April Phumo

Personal information
- Date of birth: 1 April 1937
- Place of birth: Johannesburg, South Africa
- Date of death: 27 November 2011 (aged 74)
- Place of death: Bloemfontein, South Africa

International career
- Years: Team / Apps / (Gls)
- South Africa

Managerial career
- 1979–1995: Lesotho
- Arsenal
- Bloemfontein Celtic
- 2001–2002: Ria Stars
- South Africa U20
- South Africa U23
- South Africa women
- 2004: South Africa
- Nathi Lions
- 2009: United FC
- 2011: Atlie

= April Phumo =

South African footballer (1937–2011)

April Phumo (1 April 1937 – 27 November 2011) was a South African football player and coach.
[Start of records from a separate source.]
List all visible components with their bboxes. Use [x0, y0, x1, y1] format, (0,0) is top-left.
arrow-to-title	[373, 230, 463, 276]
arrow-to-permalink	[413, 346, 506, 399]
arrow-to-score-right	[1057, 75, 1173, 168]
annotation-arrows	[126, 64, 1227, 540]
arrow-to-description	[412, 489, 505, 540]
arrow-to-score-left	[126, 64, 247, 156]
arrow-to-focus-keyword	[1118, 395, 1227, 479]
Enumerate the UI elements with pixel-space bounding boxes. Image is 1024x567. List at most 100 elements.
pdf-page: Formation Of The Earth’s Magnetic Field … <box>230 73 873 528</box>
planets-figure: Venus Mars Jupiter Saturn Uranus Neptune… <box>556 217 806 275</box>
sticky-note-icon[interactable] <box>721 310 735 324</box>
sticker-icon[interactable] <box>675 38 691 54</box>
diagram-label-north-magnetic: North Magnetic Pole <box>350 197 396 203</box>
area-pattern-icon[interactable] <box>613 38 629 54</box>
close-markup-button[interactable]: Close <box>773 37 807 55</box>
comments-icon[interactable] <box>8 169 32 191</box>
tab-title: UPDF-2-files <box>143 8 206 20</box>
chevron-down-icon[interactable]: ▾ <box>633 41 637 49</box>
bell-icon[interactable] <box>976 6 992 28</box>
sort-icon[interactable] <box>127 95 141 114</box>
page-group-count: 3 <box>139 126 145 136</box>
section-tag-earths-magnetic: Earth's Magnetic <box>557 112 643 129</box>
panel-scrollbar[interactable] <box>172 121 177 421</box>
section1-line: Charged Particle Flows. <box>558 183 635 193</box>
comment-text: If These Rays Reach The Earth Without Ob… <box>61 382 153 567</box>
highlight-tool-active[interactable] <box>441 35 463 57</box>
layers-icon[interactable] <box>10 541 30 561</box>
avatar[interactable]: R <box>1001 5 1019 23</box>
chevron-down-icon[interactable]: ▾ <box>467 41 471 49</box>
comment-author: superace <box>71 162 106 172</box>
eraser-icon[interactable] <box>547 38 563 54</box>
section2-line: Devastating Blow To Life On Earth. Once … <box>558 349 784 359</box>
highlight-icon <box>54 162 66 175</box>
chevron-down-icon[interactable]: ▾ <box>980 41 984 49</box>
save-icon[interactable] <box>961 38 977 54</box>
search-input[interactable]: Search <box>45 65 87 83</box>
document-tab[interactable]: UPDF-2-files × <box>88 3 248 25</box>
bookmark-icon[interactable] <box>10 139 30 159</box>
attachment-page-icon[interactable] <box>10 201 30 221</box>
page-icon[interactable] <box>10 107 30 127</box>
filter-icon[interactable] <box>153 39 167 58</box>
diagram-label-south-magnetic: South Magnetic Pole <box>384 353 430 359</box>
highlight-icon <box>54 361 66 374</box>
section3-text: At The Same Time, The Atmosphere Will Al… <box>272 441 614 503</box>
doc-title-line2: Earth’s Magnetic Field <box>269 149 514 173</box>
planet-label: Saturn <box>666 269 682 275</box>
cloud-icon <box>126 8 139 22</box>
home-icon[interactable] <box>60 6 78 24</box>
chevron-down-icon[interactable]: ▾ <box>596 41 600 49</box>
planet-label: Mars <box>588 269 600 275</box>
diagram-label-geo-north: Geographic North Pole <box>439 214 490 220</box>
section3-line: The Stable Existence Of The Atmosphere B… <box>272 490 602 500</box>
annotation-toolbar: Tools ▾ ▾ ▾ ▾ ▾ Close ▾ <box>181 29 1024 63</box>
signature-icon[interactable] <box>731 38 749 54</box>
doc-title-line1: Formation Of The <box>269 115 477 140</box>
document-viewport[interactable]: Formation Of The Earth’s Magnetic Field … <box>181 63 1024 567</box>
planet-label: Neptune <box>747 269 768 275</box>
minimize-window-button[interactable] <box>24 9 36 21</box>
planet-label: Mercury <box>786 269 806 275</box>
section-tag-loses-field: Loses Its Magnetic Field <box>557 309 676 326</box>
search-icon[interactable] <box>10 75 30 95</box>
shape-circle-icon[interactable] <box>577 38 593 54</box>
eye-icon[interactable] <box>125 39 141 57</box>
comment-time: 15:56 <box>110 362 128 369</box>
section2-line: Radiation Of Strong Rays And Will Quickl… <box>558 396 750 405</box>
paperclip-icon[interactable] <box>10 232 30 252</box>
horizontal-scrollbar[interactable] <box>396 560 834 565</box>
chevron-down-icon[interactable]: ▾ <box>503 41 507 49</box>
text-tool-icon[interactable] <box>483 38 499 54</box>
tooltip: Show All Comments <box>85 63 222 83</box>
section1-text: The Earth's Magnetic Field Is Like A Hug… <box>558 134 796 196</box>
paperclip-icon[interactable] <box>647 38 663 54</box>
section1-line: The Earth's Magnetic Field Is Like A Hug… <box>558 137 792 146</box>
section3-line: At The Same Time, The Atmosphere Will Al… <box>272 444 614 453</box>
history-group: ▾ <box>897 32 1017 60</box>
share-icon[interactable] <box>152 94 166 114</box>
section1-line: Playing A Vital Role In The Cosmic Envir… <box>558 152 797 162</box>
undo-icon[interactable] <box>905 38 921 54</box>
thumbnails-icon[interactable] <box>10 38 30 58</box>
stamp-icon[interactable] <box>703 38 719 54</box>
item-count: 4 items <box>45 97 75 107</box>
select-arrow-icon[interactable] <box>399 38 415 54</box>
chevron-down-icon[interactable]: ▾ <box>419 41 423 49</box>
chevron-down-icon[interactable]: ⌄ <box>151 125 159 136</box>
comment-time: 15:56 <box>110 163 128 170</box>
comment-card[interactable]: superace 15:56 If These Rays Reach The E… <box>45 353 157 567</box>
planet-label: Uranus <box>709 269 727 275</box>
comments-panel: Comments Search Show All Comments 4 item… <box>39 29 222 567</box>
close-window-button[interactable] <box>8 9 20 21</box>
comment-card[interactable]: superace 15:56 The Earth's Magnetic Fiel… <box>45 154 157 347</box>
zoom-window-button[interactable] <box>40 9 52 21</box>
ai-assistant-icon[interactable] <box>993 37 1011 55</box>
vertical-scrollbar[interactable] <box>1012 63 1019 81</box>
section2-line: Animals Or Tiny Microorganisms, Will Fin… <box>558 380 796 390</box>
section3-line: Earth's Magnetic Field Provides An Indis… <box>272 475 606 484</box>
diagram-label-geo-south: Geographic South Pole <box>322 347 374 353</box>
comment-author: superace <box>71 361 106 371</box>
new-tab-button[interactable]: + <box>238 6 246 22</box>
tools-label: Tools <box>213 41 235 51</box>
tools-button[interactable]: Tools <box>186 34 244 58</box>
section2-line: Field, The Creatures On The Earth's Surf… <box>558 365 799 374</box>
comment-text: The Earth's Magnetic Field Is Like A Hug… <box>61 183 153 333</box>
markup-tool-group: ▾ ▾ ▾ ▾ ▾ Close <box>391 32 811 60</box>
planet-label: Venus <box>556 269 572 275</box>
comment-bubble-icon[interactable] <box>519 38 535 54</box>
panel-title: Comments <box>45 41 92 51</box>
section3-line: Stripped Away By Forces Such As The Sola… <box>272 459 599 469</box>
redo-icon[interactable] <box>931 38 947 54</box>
He was nicknamed "Styles".

==Early life==
April Phumo was born in Johannesburg on 1 April 1937.

==Playing career==
He was a squad member of the South African national team prior to the 1966 FIFA World Cup; the team was banned from competing due to apartheid.

==Coaching career==

===Club sides===
Phumo managed Arsenal (Maseru) of Lesotho, leading them to "several league titles and an unexpected place in the last 16 of the African Champions Cup in 1990." He later managed South African club sides Ria Stars, Bloemfontein Celtic, Nathi Lions and Atlie.

Phumo spent a brief spell as manager of United FC during 2009, helping the club gain promotion to South Africa's National First Division.

===National sides===
Phumo was the first ever manager of the Lesotho national team. Phumo began coaching Lesotho in 1979 and received a FIFA coaching diploma in 1981.

Phumo was involved with the South African men's senior team for a number of years. He was assistant to Trott Moloto and the 2000 African Cup of Nations, before a spell with Ria Stars.

In July 2002, Phumo returned as national team assistant to Ephraim Mashaba. When Mashaba was sacked in January 2004, Phumo became temporary manager, taking control of the national team at the 2004 African Cup of Nations. Phumo also managed the South African men's under-20, men's under-23 and women's senior national teams.

==Death==
Phumo died of cancer on 27 November 2011, aged 74, at a hospital in Bloemfontein.